Q. Why should an essential metric be in "production" and what does that actually mean in practice?
A. There are many (endogenous and exogenous) factors that can affect the computation of measurements for a metric and the definition of a metric itself. As as a result a metric that is used in frequent decision making must be reviewed and updated as relevant. By in "production" we aim to communicate that for a metric to be considered essential by WMF, the organization must dedicated resources to it. At the minimum, a metric in production must have:

  • Defined business owners or data stewards who can make decision and answer questions about the metric.
  • Planned engineering resourced dedicated to enable standardized data pipelines, data quality checks, monitoring and alerts, service-level-objectives, automation, comprehensive technical documentation, and data data visualization.

Q. Who can develop metrics that can be considered to become essential metrics?
A. Anyone. We want to make sure to leave the space open for others to develop metrics that we can consider to categorize as essential metrics.
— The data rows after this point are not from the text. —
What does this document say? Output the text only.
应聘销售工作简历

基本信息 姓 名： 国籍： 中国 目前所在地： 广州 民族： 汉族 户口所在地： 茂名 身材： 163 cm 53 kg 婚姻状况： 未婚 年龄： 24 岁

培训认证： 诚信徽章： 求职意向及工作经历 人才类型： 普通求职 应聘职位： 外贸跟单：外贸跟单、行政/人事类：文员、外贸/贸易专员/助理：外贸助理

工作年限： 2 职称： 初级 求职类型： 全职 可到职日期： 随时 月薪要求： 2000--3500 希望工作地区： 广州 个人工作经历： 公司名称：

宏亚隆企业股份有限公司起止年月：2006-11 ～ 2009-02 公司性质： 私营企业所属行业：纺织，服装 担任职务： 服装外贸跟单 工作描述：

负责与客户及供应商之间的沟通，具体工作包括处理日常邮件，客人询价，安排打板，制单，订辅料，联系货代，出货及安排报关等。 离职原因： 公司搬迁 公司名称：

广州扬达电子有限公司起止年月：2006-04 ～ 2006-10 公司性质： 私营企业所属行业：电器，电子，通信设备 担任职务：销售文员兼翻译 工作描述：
This will allow us to benefit from the extensive knowledge of those closest to the places where decisions need to be made as well as those with more resources (for example, those in research or academic institutions) to develop new metrics.

Q. Why is it a consideration for a metric to be used frequently in decision making for it to be considered an essential metric?
A. The primary reason is that our resources are limited and we must choose which metrics we dedicate our resources to. As a result, if a metric is used for only a limited number of times for decision making, even when the decisions are of significant importance, we won't need to productionize such a metric or dedicate long term attention and resources to it. As a result, the metric is not considered "essential" with the specific definition we use here.
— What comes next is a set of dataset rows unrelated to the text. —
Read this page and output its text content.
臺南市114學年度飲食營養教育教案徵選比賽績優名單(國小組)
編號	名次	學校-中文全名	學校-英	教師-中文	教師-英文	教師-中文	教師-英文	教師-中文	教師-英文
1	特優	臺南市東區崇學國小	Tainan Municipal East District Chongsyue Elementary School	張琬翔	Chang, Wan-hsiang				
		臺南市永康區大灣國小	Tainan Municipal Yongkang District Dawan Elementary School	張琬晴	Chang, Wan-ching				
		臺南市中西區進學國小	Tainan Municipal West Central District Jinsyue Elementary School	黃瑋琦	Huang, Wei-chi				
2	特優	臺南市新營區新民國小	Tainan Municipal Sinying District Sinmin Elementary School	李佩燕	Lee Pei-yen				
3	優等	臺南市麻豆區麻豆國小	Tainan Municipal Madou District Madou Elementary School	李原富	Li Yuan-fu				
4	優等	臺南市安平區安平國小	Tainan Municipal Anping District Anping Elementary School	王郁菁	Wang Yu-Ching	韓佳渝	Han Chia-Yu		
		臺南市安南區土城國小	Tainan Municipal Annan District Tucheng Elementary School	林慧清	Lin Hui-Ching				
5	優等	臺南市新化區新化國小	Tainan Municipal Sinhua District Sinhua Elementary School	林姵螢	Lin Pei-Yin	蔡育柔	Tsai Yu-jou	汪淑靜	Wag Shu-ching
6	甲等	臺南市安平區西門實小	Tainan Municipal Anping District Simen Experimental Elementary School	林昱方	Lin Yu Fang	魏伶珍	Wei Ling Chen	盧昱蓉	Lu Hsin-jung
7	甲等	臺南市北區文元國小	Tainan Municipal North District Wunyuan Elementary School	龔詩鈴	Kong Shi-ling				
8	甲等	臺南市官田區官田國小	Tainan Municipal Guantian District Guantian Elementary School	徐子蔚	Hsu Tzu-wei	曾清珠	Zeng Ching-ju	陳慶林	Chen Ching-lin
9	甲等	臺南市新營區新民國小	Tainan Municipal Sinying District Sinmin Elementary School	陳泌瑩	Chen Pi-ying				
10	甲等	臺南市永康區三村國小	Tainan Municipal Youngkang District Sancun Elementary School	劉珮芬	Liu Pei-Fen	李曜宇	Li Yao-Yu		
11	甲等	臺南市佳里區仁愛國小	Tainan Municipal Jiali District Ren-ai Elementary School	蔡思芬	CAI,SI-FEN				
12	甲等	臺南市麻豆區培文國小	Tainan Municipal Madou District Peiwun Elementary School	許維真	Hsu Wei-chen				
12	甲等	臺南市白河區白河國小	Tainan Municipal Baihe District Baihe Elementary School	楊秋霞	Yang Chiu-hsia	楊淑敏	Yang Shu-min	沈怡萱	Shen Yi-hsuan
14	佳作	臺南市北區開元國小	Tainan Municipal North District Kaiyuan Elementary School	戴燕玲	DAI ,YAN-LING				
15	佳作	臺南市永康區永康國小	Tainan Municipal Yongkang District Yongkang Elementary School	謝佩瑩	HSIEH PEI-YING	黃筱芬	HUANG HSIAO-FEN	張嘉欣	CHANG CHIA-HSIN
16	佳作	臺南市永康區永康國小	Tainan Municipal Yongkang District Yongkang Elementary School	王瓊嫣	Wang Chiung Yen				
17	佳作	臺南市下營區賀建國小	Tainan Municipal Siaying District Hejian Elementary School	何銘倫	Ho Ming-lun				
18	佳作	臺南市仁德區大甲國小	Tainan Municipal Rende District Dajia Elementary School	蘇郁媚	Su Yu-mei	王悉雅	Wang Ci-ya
Q. Can new metrics be defined and considered as essential or is this criteria going to be applied only to already existing metrics?
A. New metrics can be defined and considered as part of the essential metric criteria.

Q. How do you determine who is going to be affected by one or more decisions based on the metric (referring to the "transparency" requirement for essential metrics)?
A. Our vision is that operationalizing transparency for metrics can be done through the development of "Metrics Cards", inspired by Machine Learning Model Cards. If such an implementation is adopted, the proposer of a metric and/or the committee that reviews the proposal will need to call out the audiences/groups that they know may be affected. At the same time, transparently sharing Metrics Cards allows those who may be affected by the decisions to surface potential challenges with making decisions based on specific metrics.

Q. Is a metric that is developed or needs to be developed for annual planning purposes automatically considered to be essential?
A. No. The frequency in decision making is important to consider when making a decision as to call a metric essential or not, which effectively triggers medium to long term resources to be dedicated to the metric. If we expect a metric to be used only for a few quarters or even just a couple of years by a small group of folks for decision making, the metric will need resources but is not necessarily considered essential.

Q. What do you mean when you say WMF's "strategic direction"?
A. At the time of developing the criteria for essential metrics, WMF started developing an updated strategy for the organization. The decision making related to this multi-year organization strategy, once it becomes stable, will require development or maintenance of metrics that can be considered as essential.